As a data engineer, one of the core responsibilities is to extract **raw data** from different source systems. This raw data can be **structured**, **semi-structured**, or **unstructured**, and needs to be ingested and processed downstream.

---

### 🧱 Types of Data

There are **three main categories** of data based on structure:

- **Structured Data**:  
  Data organized as tables of rows and columns.  
  *Example*: SQL tables, CSV files.

- **Semi-Structured Data**:  
  Data not in strict tabular form but still containing structure like tags or keys.  
  *Example*: JSON, XML.

- **Unstructured Data**:  
  Data with no predefined structure.  
  *Example*: Text, audio, video, images.

![Types of Data](./images/types_of_data.png)

---

### 🔑 Example: Semi-Structured Data (JSON Format)

A common example of semi-structured data is **JSON (JavaScript Object Notation)**, which stores information as a collection of key-value pairs. These can also be **nested**, allowing complex data structures.

![Semi-Structured JSON Example](./images/semi_structured.png)

---

### 🗃️ Where Data is Stored

Depending on the structure, data can be stored in various mediums:

- **Structured / Semi-Structured**: Stored in relational or NoSQL databases.
- **Unstructured**: Stored as files (text, images, audio, etc.).
- **Streaming**: Real-time events from producers like sensors or logs.

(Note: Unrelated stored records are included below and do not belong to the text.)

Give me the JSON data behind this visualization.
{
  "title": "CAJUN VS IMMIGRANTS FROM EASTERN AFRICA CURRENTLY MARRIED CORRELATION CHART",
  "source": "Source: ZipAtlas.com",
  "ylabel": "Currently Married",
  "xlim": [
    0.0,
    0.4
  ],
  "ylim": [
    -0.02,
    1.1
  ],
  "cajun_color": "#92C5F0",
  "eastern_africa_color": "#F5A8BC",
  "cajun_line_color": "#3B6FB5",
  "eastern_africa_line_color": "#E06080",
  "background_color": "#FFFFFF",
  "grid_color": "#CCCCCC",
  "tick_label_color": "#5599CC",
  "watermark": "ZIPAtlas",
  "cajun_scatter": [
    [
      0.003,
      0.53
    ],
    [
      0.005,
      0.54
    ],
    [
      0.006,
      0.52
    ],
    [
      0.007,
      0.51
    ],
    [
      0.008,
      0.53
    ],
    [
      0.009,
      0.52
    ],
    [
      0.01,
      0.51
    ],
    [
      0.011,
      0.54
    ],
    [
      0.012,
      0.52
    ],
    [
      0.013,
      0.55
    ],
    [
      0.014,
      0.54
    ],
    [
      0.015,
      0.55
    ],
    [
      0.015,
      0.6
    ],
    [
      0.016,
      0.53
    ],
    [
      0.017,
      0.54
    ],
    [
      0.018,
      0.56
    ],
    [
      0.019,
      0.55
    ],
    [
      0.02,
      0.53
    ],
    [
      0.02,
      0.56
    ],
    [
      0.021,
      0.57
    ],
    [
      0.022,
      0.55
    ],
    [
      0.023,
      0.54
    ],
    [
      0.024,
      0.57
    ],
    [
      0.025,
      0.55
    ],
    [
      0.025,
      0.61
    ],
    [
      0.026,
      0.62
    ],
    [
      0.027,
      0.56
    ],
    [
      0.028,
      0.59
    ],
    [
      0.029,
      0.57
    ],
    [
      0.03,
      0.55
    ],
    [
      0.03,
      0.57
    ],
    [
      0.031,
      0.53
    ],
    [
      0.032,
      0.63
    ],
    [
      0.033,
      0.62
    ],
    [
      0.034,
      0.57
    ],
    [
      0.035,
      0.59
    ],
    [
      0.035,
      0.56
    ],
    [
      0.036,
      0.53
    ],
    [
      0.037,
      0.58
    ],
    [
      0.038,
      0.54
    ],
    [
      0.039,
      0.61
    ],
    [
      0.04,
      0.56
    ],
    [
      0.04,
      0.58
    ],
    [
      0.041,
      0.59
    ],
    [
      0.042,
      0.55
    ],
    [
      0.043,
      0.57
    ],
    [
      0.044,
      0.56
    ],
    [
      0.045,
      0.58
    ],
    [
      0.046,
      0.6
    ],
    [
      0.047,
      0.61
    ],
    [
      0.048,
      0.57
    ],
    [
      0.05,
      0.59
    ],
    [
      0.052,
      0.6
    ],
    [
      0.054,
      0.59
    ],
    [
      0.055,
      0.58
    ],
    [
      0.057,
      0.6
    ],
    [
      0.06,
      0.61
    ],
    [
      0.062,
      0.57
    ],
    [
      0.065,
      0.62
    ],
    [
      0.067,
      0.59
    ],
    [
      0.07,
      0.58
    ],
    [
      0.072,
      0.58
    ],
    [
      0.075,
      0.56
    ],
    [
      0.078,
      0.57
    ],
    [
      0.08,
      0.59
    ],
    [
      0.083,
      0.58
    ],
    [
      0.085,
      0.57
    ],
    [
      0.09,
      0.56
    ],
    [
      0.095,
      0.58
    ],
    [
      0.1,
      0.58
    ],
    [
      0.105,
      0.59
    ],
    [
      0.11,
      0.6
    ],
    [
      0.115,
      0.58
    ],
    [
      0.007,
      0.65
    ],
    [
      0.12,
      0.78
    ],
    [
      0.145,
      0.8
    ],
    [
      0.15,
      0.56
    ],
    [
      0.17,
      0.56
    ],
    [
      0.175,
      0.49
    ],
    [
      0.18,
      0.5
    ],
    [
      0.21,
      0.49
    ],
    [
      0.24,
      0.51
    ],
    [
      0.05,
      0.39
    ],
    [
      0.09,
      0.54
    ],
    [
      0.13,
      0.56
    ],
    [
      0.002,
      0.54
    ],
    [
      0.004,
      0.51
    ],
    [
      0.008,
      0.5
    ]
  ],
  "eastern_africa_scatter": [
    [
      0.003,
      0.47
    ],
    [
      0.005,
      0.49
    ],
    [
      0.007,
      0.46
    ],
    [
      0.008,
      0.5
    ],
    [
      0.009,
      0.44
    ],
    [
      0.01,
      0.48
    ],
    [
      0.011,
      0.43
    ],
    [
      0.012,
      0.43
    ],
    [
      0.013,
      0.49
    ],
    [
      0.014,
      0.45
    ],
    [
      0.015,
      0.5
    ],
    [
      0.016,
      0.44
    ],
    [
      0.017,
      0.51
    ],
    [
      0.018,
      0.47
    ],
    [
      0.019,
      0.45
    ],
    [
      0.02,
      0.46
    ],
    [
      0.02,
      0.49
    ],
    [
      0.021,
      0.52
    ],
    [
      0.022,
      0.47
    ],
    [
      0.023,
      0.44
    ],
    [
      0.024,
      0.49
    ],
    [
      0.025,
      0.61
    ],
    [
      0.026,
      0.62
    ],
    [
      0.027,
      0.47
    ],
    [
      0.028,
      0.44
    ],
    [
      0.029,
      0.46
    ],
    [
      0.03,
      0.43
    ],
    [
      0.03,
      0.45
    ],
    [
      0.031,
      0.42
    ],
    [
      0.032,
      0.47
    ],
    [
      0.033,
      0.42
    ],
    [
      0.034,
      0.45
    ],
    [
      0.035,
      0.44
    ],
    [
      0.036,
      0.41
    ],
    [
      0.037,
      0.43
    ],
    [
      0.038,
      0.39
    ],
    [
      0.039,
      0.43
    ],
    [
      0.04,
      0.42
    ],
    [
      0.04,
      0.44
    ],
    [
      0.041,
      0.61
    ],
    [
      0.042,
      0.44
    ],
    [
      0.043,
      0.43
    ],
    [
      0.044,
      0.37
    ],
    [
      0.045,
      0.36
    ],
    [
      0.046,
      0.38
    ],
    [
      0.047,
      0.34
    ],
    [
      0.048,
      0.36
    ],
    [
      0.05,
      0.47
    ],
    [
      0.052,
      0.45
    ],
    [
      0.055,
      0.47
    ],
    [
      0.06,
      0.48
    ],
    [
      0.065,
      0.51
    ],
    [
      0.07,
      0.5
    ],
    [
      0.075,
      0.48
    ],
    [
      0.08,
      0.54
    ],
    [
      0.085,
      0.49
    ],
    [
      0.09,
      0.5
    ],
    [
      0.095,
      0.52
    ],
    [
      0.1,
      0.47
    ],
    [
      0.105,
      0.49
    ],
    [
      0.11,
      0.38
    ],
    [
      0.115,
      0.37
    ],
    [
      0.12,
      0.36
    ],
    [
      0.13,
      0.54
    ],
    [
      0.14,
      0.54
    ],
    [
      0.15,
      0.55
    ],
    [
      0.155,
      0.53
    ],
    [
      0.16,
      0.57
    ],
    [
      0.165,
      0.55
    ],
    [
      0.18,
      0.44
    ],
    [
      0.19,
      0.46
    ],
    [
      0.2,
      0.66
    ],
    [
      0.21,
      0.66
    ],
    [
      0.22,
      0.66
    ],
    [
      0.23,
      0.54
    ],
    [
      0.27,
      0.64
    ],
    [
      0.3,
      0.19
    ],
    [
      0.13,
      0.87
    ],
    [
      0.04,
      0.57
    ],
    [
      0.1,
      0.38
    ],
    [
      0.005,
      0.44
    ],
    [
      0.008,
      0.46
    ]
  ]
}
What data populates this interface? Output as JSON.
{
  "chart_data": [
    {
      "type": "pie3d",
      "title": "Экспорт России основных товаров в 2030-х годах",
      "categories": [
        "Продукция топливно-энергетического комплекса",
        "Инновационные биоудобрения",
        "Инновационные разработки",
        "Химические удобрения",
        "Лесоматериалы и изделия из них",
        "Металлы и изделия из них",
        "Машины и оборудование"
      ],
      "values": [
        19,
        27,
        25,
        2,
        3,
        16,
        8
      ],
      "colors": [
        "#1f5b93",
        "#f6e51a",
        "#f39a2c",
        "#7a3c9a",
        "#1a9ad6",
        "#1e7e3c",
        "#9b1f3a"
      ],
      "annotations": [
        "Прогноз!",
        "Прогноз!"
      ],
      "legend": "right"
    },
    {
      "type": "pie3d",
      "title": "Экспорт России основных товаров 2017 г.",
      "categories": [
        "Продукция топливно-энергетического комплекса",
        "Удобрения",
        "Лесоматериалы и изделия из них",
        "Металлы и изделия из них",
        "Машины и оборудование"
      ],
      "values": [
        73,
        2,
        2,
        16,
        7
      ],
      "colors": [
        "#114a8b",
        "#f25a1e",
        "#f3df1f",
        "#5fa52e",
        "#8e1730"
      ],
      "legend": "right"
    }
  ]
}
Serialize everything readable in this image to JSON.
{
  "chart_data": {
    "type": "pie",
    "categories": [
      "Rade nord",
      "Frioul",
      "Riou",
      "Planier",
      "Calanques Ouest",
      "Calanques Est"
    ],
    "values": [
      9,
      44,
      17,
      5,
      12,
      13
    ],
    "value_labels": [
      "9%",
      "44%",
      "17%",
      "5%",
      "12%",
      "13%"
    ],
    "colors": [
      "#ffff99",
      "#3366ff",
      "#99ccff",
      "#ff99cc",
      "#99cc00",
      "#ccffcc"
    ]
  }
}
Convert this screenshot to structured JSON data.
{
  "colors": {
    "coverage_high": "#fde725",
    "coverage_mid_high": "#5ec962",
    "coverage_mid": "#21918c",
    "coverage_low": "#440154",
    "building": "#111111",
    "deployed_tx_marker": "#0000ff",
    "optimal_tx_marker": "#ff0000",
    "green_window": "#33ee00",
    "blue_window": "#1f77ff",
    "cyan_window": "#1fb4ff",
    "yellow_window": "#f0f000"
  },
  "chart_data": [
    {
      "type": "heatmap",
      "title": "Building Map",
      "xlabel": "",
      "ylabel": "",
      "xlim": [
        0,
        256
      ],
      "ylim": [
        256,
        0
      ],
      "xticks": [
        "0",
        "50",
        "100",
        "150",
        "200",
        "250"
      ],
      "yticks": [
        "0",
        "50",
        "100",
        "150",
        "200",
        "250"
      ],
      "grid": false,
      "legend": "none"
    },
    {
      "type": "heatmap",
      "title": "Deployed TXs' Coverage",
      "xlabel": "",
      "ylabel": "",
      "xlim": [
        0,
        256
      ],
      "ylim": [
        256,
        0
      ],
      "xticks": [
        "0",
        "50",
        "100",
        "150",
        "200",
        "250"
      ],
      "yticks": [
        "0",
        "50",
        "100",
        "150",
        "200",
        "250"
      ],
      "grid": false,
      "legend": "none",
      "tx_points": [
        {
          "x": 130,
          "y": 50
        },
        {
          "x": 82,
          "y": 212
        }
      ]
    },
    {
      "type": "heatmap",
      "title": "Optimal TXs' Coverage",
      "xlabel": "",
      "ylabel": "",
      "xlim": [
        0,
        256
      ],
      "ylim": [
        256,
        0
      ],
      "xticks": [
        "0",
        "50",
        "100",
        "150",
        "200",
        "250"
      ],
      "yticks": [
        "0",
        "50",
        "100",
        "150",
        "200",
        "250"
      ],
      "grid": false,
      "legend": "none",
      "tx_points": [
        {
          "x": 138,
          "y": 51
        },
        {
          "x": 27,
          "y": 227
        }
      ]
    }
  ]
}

![Source Systems](./images/source_systems.png)

---

### 🗄️ Relational vs Non-Relational Databases

- **Relational Databases (SQL)**:  
  Store data in fixed tables (rows and columns). Best for structured data.

- **Non-Relational Databases (NoSQL)**:  
  Store data in key-value pairs or documents. Good for semi-structured or nested data.

![Databases](./images/databases.png)

---

### 🔁 Putting It All Together: Source System Ingestion

Whether from **databases**, **files**, or **streaming systems**, all types of data eventually flow into the **ingestion pipeline**. These source systems are the starting point of the data engineering lifecycle.

![Source System Ingestion Overview](./images/source_system_ingestion.png)